KINGS MOUNTAIN -- As this secluded mountaintop community celebrates the 50th anniversary of its beloved art fair, it also marks a sad occasion: the closure of iconic Bella Vista restaurant.
As its name suggested, the restaurant offered some of the most breathtaking views of any eatery in the Bay Area -- if not California. Tucked amid towering redwoods on Skyline Boulevard, the intimate Bella Vista served French and Italian cuisine in a romantically lit dining room overlooking the Peninsula roughly 2,000 feet below.
Co-owner and general manager John Ward talked about his beloved establishment this week for the first time since he shut down the Kings Mountain restaurant on Aug. 10. He says Bella Vista will go up for sale Saturday along with the acre and a half of land on which it sits.
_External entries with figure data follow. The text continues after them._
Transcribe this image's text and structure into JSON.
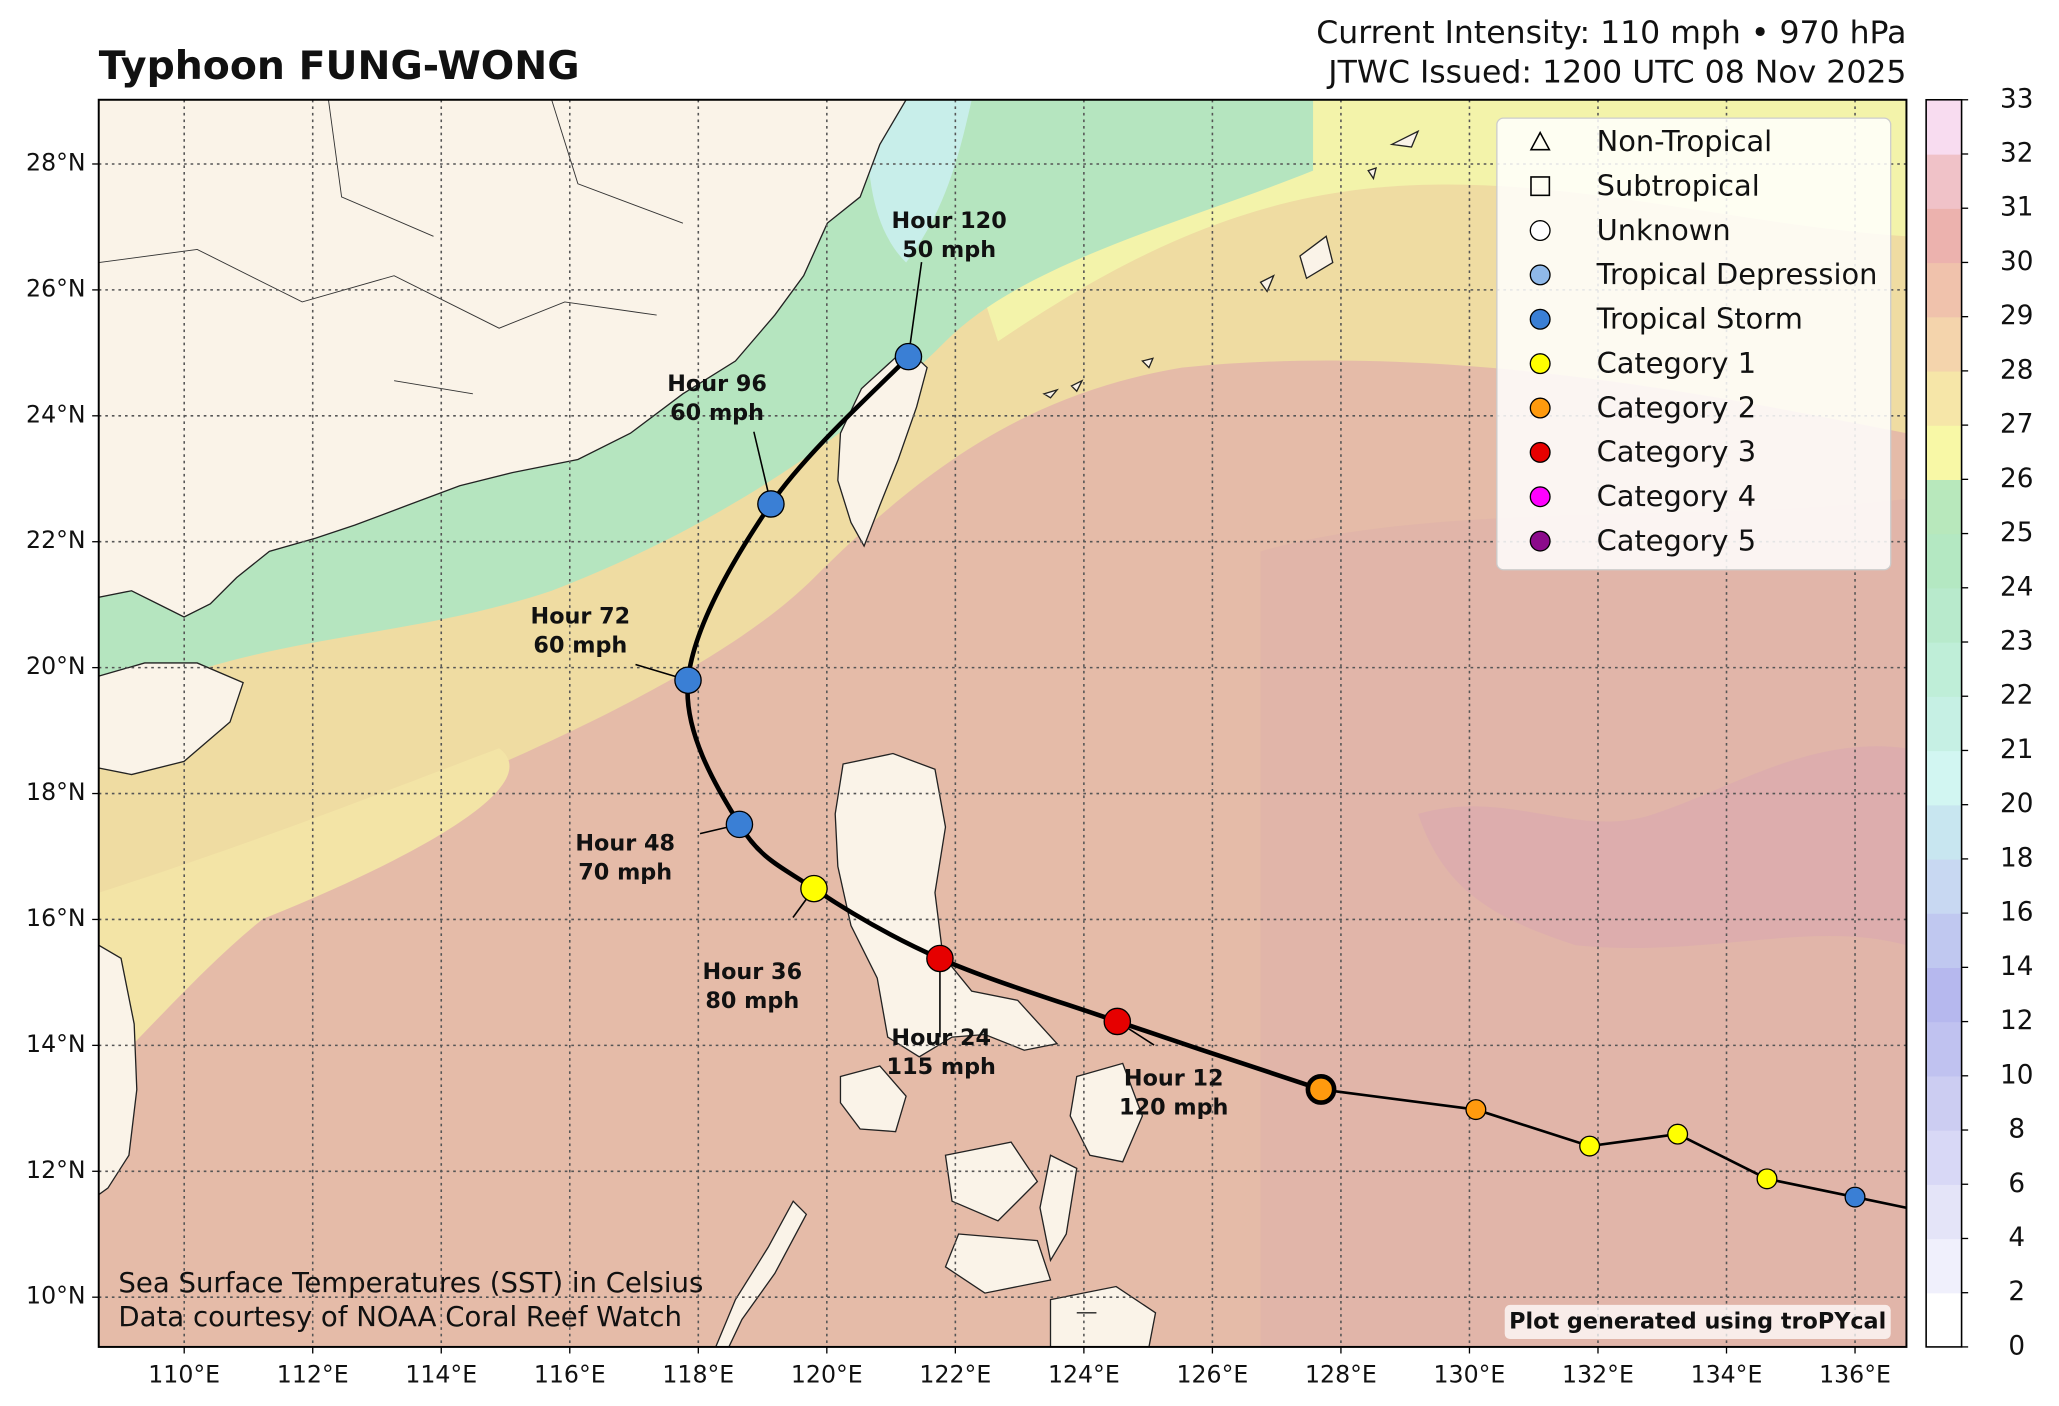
{
  "header": {
    "title": "Typhoon FUNG-WONG",
    "intensity": "Current Intensity: 110 mph • 970 hPa",
    "issued": "JTWC Issued: 1200 UTC 08 Nov 2025"
  },
  "map": {
    "lonlim": [
      108.67,
      136.8
    ],
    "latlim": [
      9.21,
      29.02
    ],
    "lonticks": [
      {
        "value": 110,
        "label": "110°E"
      },
      {
        "value": 112,
        "label": "112°E"
      },
      {
        "value": 114,
        "label": "114°E"
      },
      {
        "value": 116,
        "label": "116°E"
      },
      {
        "value": 118,
        "label": "118°E"
      },
      {
        "value": 120,
        "label": "120°E"
      },
      {
        "value": 122,
        "label": "122°E"
      },
      {
        "value": 124,
        "label": "124°E"
      },
      {
        "value": 126,
        "label": "126°E"
      },
      {
        "value": 128,
        "label": "128°E"
      },
      {
        "value": 130,
        "label": "130°E"
      },
      {
        "value": 132,
        "label": "132°E"
      },
      {
        "value": 134,
        "label": "134°E"
      },
      {
        "value": 136,
        "label": "136°E"
      }
    ],
    "latticks": [
      {
        "value": 10,
        "label": "10°N"
      },
      {
        "value": 12,
        "label": "12°N"
      },
      {
        "value": 14,
        "label": "14°N"
      },
      {
        "value": 16,
        "label": "16°N"
      },
      {
        "value": 18,
        "label": "18°N"
      },
      {
        "value": 20,
        "label": "20°N"
      },
      {
        "value": 22,
        "label": "22°N"
      },
      {
        "value": 24,
        "label": "24°N"
      },
      {
        "value": 26,
        "label": "26°N"
      },
      {
        "value": 28,
        "label": "28°N"
      }
    ],
    "grid": true
  },
  "track": {
    "past": [
      {
        "lon": 136.0,
        "lat": 11.59,
        "color": "#3a7fd5"
      },
      {
        "lon": 134.63,
        "lat": 11.88,
        "color": "#ffff00"
      },
      {
        "lon": 133.24,
        "lat": 12.59,
        "color": "#ffff00"
      },
      {
        "lon": 131.87,
        "lat": 12.4,
        "color": "#ffff00"
      },
      {
        "lon": 130.1,
        "lat": 12.98,
        "color": "#ff9a0e"
      }
    ],
    "current": {
      "lon": 127.69,
      "lat": 13.3,
      "color": "#ff9a0e"
    },
    "forecast": [
      {
        "hour": "Hour 12",
        "wind": "120 mph",
        "lon": 124.52,
        "lat": 14.38,
        "color": "#e60000"
      },
      {
        "hour": "Hour 24",
        "wind": "115 mph",
        "lon": 121.76,
        "lat": 15.38,
        "color": "#e60000"
      },
      {
        "hour": "Hour 36",
        "wind": "80 mph",
        "lon": 119.8,
        "lat": 16.49,
        "color": "#ffff00"
      },
      {
        "hour": "Hour 48",
        "wind": "70 mph",
        "lon": 118.64,
        "lat": 17.51,
        "color": "#3a7fd5"
      },
      {
        "hour": "Hour 72",
        "wind": "60 mph",
        "lon": 117.84,
        "lat": 19.8,
        "color": "#3a7fd5"
      },
      {
        "hour": "Hour 96",
        "wind": "60 mph",
        "lon": 119.13,
        "lat": 22.6,
        "color": "#3a7fd5"
      },
      {
        "hour": "Hour 120",
        "wind": "50 mph",
        "lon": 121.27,
        "lat": 24.94,
        "color": "#3a7fd5"
      }
    ]
  },
  "legend": [
    {
      "label": "Non-Tropical",
      "marker": "triangle",
      "color": "none"
    },
    {
      "label": "Subtropical",
      "marker": "square",
      "color": "none"
    },
    {
      "label": "Unknown",
      "marker": "circle",
      "color": "none"
    },
    {
      "label": "Tropical Depression",
      "marker": "circle",
      "color": "#8fb8e8"
    },
    {
      "label": "Tropical Storm",
      "marker": "circle",
      "color": "#3a7fd5"
    },
    {
      "label": "Category 1",
      "marker": "circle",
      "color": "#ffff00"
    },
    {
      "label": "Category 2",
      "marker": "circle",
      "color": "#ff9a0e"
    },
    {
      "label": "Category 3",
      "marker": "circle",
      "color": "#e60000"
    },
    {
      "label": "Category 4",
      "marker": "circle",
      "color": "#ff00ff"
    },
    {
      "label": "Category 5",
      "marker": "circle",
      "color": "#8b0a8b"
    }
  ],
  "colorbar": {
    "ticks": [
      0,
      2,
      4,
      6,
      8,
      10,
      12,
      14,
      16,
      18,
      20,
      21,
      22,
      23,
      24,
      25,
      26,
      27,
      28,
      29,
      30,
      31,
      32,
      33
    ]
  },
  "notes": {
    "sst": "Sea Surface Temperatures (SST) in Celsius",
    "credit": "Data courtesy of NOAA Coral Reef Watch",
    "generated": "Plot generated using troPYcal"
  }
}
He said he hopes to see it continue as a restaurant.
"It was just time," said Ward, 48. "We had accomplished everything that we had hoped to."
Ward's parents and two other families purchased the Bella Vista in 1979 from Bob and Jetty Hogan, who had run the place as a checkered-tablecloth eatery serving fried chicken and other comfort food. The Bella Vista was built as a restaurant in 1927, he said, and went through various incarnations in its early days, from a speak-easy during Prohibition to a brothel and casino.
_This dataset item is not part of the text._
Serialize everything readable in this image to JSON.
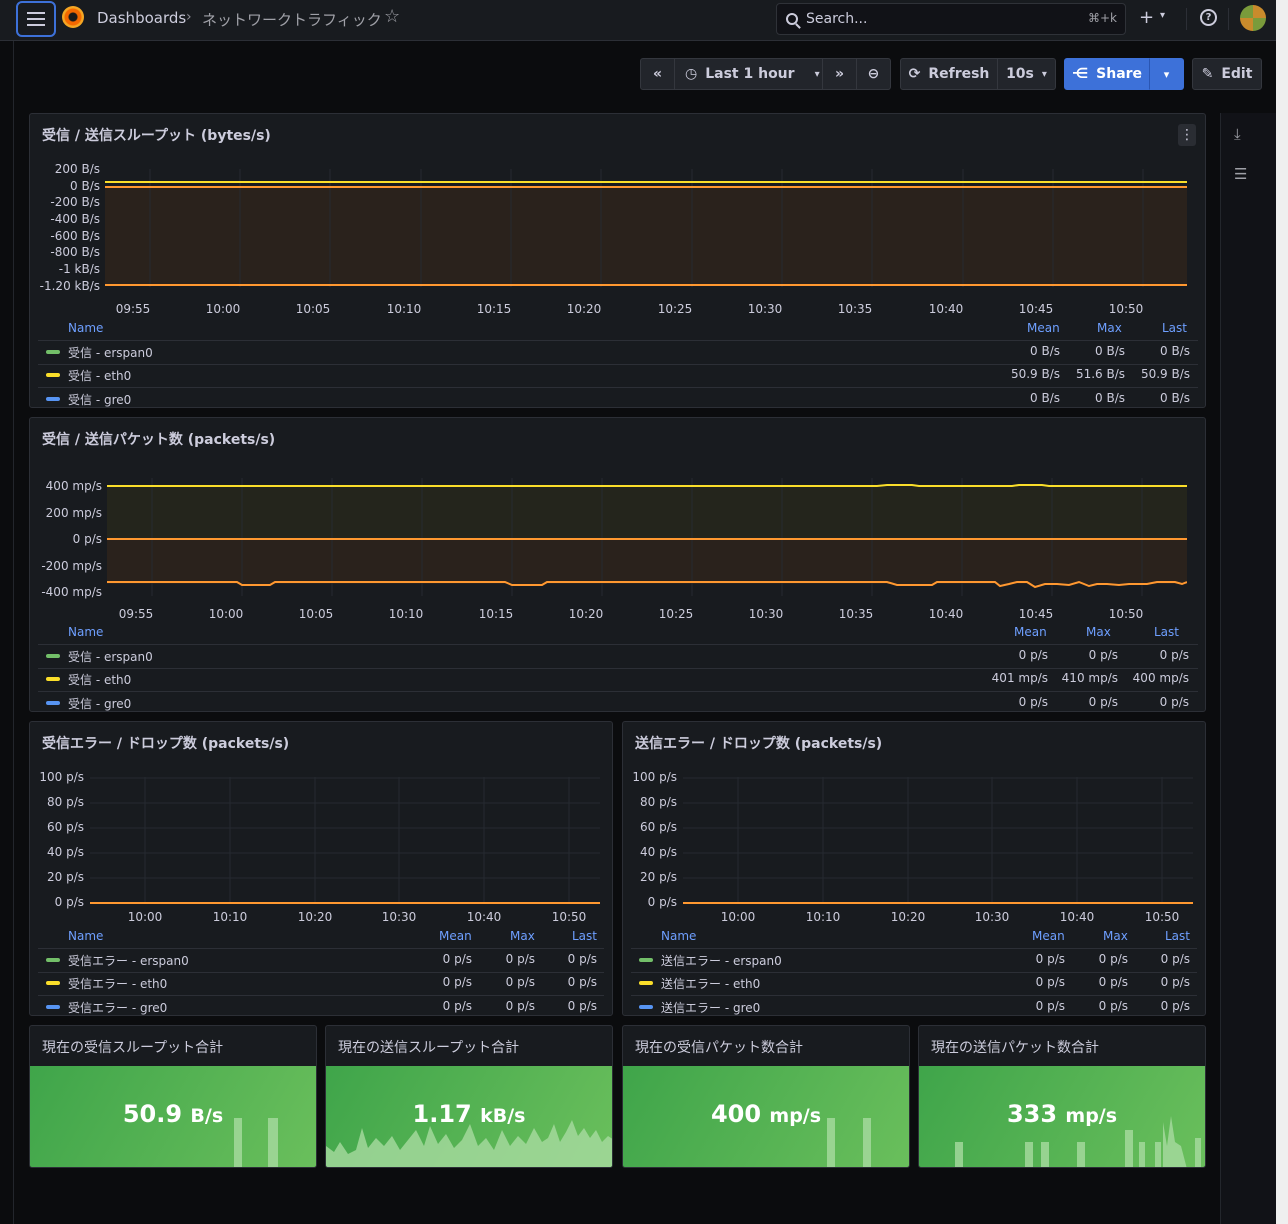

When Ward's parents and their partners took over, they introduced a new menu and scaled up the service. Bella Vista eventually became a comforting anachronism: an old-world restaurant where waiters in tuxedos performed tableside flambes of steak Diane and oysters Rockefeller. It became a famed destination for San Mateo County residents celebrating special occasions, not to mention tourists, Silicon Valley executives and occasional celebrities.
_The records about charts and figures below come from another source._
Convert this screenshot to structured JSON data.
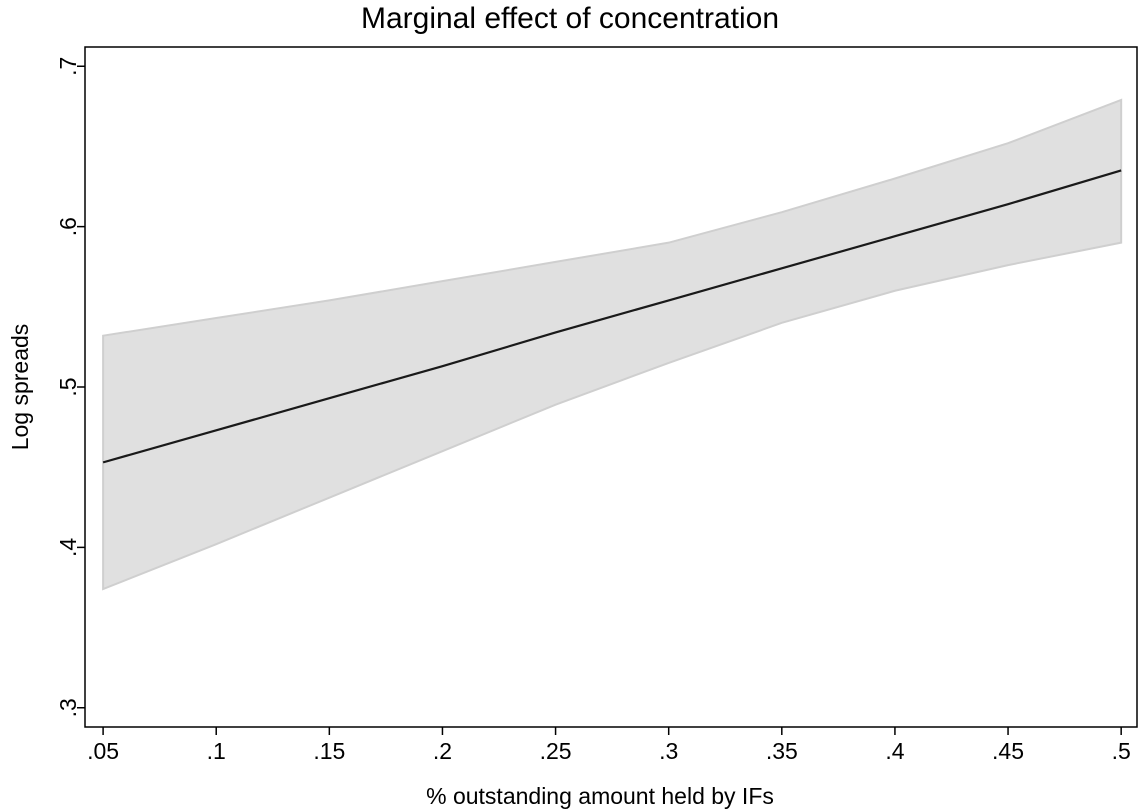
{
  "chart_data": {
    "type": "line-band",
    "title": "Marginal effect of concentration",
    "x_label": "% outstanding amount held by IFs",
    "y_label": "Log spreads",
    "x": [
      0.05,
      0.1,
      0.15,
      0.2,
      0.25,
      0.3,
      0.35,
      0.4,
      0.45,
      0.5
    ],
    "values": [
      0.453,
      0.473,
      0.493,
      0.513,
      0.534,
      0.554,
      0.574,
      0.594,
      0.614,
      0.635
    ],
    "lower": [
      0.374,
      0.402,
      0.431,
      0.46,
      0.489,
      0.515,
      0.54,
      0.56,
      0.576,
      0.59
    ],
    "upper": [
      0.532,
      0.543,
      0.554,
      0.566,
      0.578,
      0.59,
      0.609,
      0.63,
      0.652,
      0.679
    ],
    "line_color": "#1a1a1a",
    "band_color": "#e0e0e0",
    "band_edge_color": "#cfcfcf",
    "xlim": [
      0.042,
      0.507
    ],
    "ylim": [
      0.288,
      0.712
    ],
    "xticks": [
      {
        "value": 0.05,
        "label": ".05"
      },
      {
        "value": 0.1,
        "label": ".1"
      },
      {
        "value": 0.15,
        "label": ".15"
      },
      {
        "value": 0.2,
        "label": ".2"
      },
      {
        "value": 0.25,
        "label": ".25"
      },
      {
        "value": 0.3,
        "label": ".3"
      },
      {
        "value": 0.35,
        "label": ".35"
      },
      {
        "value": 0.4,
        "label": ".4"
      },
      {
        "value": 0.45,
        "label": ".45"
      },
      {
        "value": 0.5,
        "label": ".5"
      }
    ],
    "yticks": [
      {
        "value": 0.3,
        "label": ".3"
      },
      {
        "value": 0.4,
        "label": ".4"
      },
      {
        "value": 0.5,
        "label": ".5"
      },
      {
        "value": 0.6,
        "label": ".6"
      },
      {
        "value": 0.7,
        "label": ".7"
      }
    ],
    "grid": false
  }
}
But after 34 years, Ward said, it was time for a change. He declined to delve too deeply into the reasons for stepping away. Ward acknowledged Bella Vista, like other restaurants, was affected by the recession, but insisted the volume of customers remained strong. Having spent most of his adult life in the restaurant business, Ward said he is looking forward to trying something different.
"There's a beginning, there's a middle, and there's an end," said Ward. "And we had reached the end."
What made the restaurant special was its staff, he said. By the time it closed Bella Vista had six employees besides Ward, two in the dining room and four in the kitchen, who had been there more than 20 years.
"I still consider them my superiors as far as the restaurant business is concerned," said Ward, who came aboard as an apprentice in 1991 and fell in love with the controlled chaos of running a bustling dinner service with a diverse staff. "It was a blend of personalities and different cultures from all over the world. It was magic."
Ward's family, which assumed sole ownership of the Bella Vista about a decade ago, will put information regarding the sale on the restaurant's website (http://bvrestaurant.com) on Saturday, the same day the Kings Mountain Art Fair gets underway.
Eileen Fredrickson, who has lived on Kings Mountain for 33 years, said she's sad to see the business close, but optimistic it will reopen under new ownership.
"We're certainly hoping that the new people will treat it gently," she said.